LONDON (Reuters) – British Prime Minister Boris Johnson is self-isolating after coming into contact with someone who tested positive for COVID-19, a fresh setback after infighting among his top advisers plunged Downing Street into chaos last week.
Johnson, who was admitted to intensive care in a London hospital earlier this year with the novel coronavirus, is well and does not have any symptoms, a spokesman for the prime minister said on Sunday.
“He will carry on working from Downing Street, including on leading the government’s response to the coronavirus pandemic,” the spokesman said. “The prime minister will follow the rules and is self-isolating.”
Johnson met lawmakers in Downing Street on Thursday, including Lee Anderson, a Conservative Party member who subsequently developed COVID-19 symptoms and tested positive.
The British leader had been hoping to seize back the initiative after last week’s drama in Downing Street.
Johnson’s office said on Friday that Dominic Cummings, the prime minister’s most powerful adviser and a fellow veteran of the Brexit referendum, would stop working for him next month.

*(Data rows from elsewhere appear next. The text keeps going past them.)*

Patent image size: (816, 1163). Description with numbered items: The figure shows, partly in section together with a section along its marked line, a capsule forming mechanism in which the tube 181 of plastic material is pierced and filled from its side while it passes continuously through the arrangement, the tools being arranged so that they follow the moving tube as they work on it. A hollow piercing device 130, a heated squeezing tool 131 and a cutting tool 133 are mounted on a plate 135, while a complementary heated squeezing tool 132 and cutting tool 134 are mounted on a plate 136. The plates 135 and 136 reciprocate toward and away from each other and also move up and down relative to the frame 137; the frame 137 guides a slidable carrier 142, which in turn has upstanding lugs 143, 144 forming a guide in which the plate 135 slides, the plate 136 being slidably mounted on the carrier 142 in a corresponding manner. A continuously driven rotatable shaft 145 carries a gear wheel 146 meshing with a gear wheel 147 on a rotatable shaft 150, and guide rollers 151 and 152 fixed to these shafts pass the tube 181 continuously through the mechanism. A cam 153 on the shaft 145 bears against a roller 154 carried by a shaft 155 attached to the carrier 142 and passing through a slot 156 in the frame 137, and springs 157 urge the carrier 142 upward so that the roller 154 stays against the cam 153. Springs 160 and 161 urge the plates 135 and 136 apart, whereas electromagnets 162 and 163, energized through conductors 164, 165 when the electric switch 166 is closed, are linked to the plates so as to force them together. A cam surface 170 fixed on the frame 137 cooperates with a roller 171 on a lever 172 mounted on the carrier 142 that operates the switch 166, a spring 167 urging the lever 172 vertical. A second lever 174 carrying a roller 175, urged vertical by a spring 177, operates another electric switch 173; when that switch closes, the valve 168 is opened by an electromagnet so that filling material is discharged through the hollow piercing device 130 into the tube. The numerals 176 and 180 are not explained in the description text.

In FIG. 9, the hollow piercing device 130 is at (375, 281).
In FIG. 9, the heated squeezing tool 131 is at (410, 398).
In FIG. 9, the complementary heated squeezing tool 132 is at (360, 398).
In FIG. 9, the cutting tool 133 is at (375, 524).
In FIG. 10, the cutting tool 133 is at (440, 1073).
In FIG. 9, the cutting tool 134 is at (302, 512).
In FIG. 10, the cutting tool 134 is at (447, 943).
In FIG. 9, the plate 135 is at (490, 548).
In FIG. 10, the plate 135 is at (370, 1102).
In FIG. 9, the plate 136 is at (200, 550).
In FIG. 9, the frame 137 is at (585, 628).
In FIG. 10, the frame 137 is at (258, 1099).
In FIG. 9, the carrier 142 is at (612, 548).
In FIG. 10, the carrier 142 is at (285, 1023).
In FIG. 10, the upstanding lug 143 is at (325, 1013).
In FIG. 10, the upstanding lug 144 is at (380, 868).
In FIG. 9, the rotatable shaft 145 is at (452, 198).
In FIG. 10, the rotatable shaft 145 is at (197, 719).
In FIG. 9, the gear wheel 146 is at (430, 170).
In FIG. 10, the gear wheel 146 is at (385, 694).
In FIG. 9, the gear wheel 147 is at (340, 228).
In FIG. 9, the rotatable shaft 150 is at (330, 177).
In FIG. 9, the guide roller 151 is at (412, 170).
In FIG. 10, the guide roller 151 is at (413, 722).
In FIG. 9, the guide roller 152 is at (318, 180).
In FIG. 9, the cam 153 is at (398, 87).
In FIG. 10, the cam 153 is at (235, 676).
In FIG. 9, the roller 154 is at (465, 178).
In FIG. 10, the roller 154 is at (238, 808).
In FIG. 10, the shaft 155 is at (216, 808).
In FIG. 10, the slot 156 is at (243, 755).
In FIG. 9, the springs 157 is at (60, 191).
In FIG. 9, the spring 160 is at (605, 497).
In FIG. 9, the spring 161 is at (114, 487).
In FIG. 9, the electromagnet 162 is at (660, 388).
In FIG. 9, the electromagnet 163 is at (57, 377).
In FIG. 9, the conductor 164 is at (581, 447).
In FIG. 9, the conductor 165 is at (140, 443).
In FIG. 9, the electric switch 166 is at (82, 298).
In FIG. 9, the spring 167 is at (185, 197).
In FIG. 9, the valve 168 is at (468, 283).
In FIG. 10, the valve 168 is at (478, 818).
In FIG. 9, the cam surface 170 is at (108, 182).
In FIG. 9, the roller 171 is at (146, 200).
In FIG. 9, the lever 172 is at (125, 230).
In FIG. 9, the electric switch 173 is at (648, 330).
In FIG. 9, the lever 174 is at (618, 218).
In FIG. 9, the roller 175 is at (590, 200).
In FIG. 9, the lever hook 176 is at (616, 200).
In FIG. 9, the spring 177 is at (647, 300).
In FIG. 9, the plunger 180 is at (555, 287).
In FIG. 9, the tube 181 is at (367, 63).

Weekend newspapers were full of reports of bitter rows between rival factions in Downing Street that painted a picture of a government in chaos.

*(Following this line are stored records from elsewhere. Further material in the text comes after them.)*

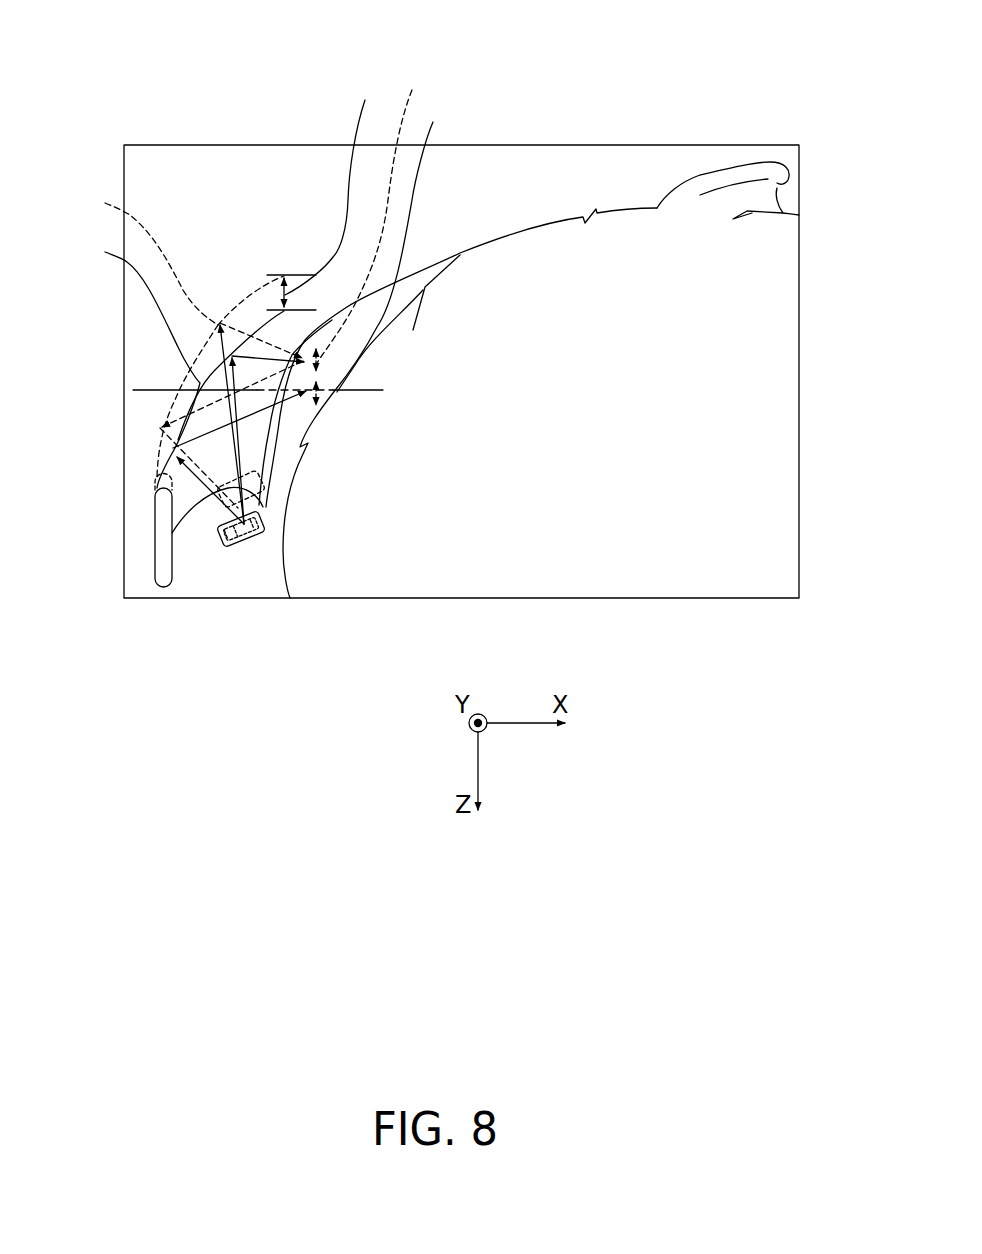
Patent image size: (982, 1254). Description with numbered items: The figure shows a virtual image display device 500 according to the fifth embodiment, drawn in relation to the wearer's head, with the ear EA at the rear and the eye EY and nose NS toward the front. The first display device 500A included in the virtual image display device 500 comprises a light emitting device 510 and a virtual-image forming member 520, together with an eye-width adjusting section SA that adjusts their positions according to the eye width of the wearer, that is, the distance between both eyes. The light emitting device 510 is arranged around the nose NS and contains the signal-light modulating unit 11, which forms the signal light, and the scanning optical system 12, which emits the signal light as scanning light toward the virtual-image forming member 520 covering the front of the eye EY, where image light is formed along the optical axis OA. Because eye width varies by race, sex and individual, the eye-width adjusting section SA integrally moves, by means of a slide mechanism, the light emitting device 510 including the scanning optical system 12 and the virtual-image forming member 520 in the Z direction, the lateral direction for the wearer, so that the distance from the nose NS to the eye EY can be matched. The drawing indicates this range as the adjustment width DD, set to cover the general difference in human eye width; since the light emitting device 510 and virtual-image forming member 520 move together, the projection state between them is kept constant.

The virtual image display device 500 is at (305, 93).
The first display device 500A is at (303, 225).
The light emitting device 510 is at (216, 515).
The virtual-image forming member 520 is at (171, 337).
The signal-light modulating unit 11 is at (228, 545).
The scanning optical system 12 is at (255, 538).
The ear EA is at (760, 182).
The eye EY is at (367, 330).
The adjustment width DD is at (328, 190).
The optical axis OA is at (180, 390).
The eye-width adjusting section SA is at (162, 550).
The nose NS is at (187, 570).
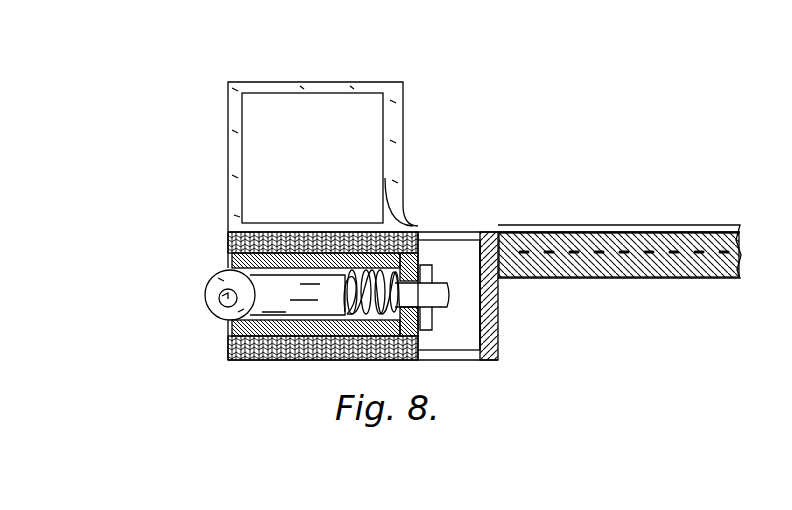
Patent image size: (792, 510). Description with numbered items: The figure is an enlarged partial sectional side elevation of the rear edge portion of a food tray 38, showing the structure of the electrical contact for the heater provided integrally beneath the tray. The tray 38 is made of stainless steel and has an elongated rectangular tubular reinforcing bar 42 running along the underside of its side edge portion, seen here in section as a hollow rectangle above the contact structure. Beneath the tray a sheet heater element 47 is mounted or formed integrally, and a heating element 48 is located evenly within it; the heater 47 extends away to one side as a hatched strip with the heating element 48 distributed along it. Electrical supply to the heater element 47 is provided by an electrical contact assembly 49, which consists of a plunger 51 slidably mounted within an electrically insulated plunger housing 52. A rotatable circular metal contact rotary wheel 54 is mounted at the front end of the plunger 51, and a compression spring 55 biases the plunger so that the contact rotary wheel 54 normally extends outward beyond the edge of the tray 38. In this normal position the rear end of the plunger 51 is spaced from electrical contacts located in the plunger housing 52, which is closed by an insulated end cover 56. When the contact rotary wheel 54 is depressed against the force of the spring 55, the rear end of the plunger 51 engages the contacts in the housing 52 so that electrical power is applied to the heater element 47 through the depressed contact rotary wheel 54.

The food tray 38 is at (408, 97).
The tubular reinforcing bar 42 is at (318, 92).
The sheet heater element 47 is at (650, 276).
The heating element 48 is at (589, 255).
The electrical contact assembly 49 is at (222, 261).
The plunger 51 is at (262, 358).
The plunger housing 52 is at (356, 359).
The contact rotary wheel 54 is at (214, 315).
The compression spring 55 is at (414, 229).
The insulated end cover 56 is at (497, 312).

In an attempt to show he was not letting the upheaval distract him, his office said Johnson would make a string of “critical announcements” over the next two weeks on issues from green policy to a return to regional COVID-19 rules from Dec. 2.
Johnson has come under pressure from within his party not to extend the economically damaging, four-week coronavirus lockdown that he ordered for England this month.

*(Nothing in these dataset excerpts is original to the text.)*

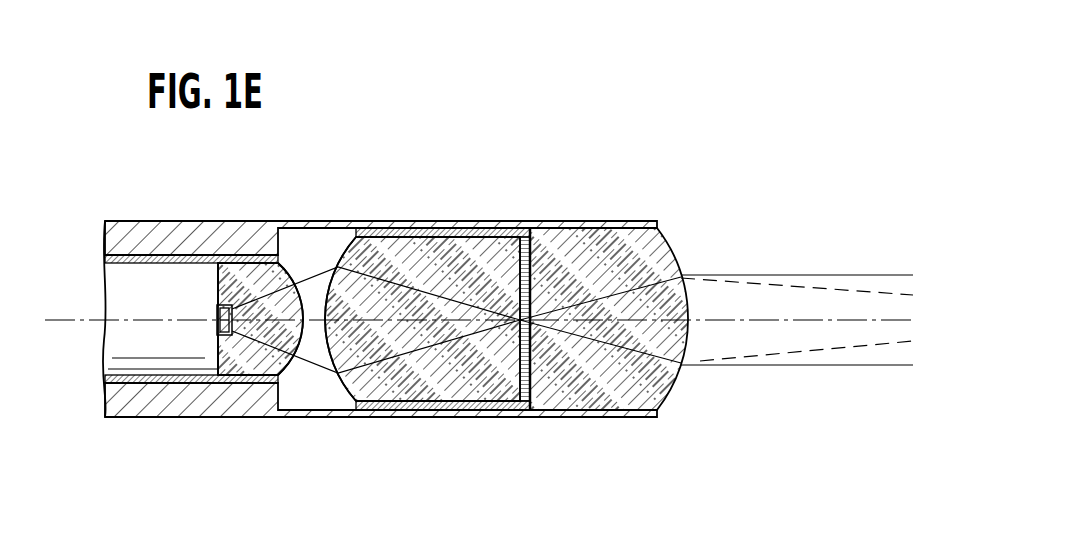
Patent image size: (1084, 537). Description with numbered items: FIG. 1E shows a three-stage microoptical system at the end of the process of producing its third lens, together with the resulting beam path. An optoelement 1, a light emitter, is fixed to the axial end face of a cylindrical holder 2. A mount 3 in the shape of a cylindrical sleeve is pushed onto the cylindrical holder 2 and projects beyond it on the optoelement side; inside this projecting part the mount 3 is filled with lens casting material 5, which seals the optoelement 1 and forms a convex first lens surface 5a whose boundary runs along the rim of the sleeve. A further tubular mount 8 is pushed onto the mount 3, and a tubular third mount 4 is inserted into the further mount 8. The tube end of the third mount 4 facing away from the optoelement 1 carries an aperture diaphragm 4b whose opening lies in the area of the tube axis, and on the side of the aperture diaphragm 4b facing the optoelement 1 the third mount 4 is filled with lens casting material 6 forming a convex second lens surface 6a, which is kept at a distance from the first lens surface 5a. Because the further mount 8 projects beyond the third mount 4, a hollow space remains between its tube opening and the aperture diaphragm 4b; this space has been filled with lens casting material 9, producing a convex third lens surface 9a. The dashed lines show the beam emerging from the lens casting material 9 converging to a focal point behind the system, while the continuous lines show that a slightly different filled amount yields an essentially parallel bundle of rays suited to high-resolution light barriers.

The optoelement 1 is at (215, 306).
The cylindrical holder 2 is at (133, 337).
The mount 3 is at (143, 267).
The third mount 4 is at (485, 232).
The aperture diaphragm 4b is at (532, 250).
The lens casting material 5 is at (238, 350).
The first lens surface 5a is at (314, 280).
The lens casting material 6 is at (418, 370).
The second lens surface 6a is at (328, 372).
The further tubular mount 8 is at (238, 237).
The lens casting material 9 is at (600, 382).
The third lens surface 9a is at (690, 342).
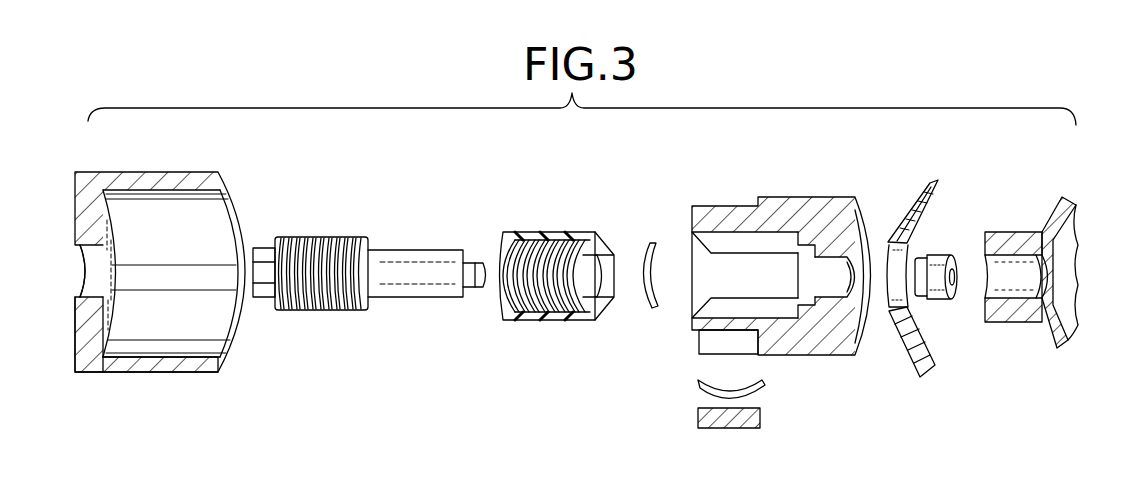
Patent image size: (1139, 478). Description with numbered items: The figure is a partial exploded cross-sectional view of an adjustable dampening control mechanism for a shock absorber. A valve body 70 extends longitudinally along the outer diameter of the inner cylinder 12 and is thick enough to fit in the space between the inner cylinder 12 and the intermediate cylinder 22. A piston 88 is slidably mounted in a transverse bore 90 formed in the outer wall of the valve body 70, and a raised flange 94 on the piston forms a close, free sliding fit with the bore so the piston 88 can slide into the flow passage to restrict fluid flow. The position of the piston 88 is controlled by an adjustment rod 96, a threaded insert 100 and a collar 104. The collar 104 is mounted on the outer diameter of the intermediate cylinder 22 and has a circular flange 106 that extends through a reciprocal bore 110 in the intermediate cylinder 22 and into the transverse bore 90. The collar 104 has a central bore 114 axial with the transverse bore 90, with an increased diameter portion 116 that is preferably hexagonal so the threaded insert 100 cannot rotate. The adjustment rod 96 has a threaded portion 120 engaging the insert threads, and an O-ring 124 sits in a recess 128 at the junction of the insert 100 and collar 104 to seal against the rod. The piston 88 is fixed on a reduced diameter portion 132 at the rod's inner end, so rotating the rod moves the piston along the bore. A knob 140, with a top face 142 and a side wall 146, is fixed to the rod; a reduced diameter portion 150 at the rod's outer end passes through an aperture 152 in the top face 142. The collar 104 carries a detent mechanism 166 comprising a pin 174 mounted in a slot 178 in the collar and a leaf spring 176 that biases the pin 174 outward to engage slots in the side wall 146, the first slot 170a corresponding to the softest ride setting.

The inner cylinder 12 is at (1060, 348).
The intermediate cylinder 22 is at (910, 200).
The valve body 70 is at (1012, 272).
The piston 88 is at (952, 255).
The transverse bore 90 is at (1022, 232).
The raised flange 94 is at (935, 297).
The adjustment rod 96 is at (391, 223).
The threaded insert 100 is at (550, 213).
The collar 104 is at (745, 182).
The circular flange 106 is at (868, 308).
The reciprocal bore 110 is at (944, 300).
The central bore 114 is at (843, 290).
The increased diameter portion 116 is at (716, 306).
The threaded portion 120 is at (325, 307).
The O-ring 124 is at (641, 248).
The recess 128 is at (808, 256).
The reduced diameter portion 132 is at (481, 290).
The knob 140 is at (186, 157).
The top face 142 is at (82, 335).
The side wall 146 is at (173, 367).
The reduced diameter portion 150 is at (265, 245).
The aperture 152 is at (77, 263).
The detent mechanism 166 is at (665, 412).
The first slot 170a is at (345, 476).
The pin 174 is at (758, 420).
The spring 176 is at (764, 384).
The slot 178 is at (718, 340).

Downing Street said the prime minister would remain firm in the finale of talks with the European Union over a post-Brexit trade deal and reiterated that he was ready to end Britain’s transition period on Dec. 31 without a trade deal if necessary.
Johnson will agree a one-year public spending plan with his finance minister, Rishi Sunak – to be announced on Nov. 25 – and he will publish this week a plan setting out steps for a “green industrial revolution” to boost green jobs as Britain aims for net zero carbon emissions by 2050, the statement said.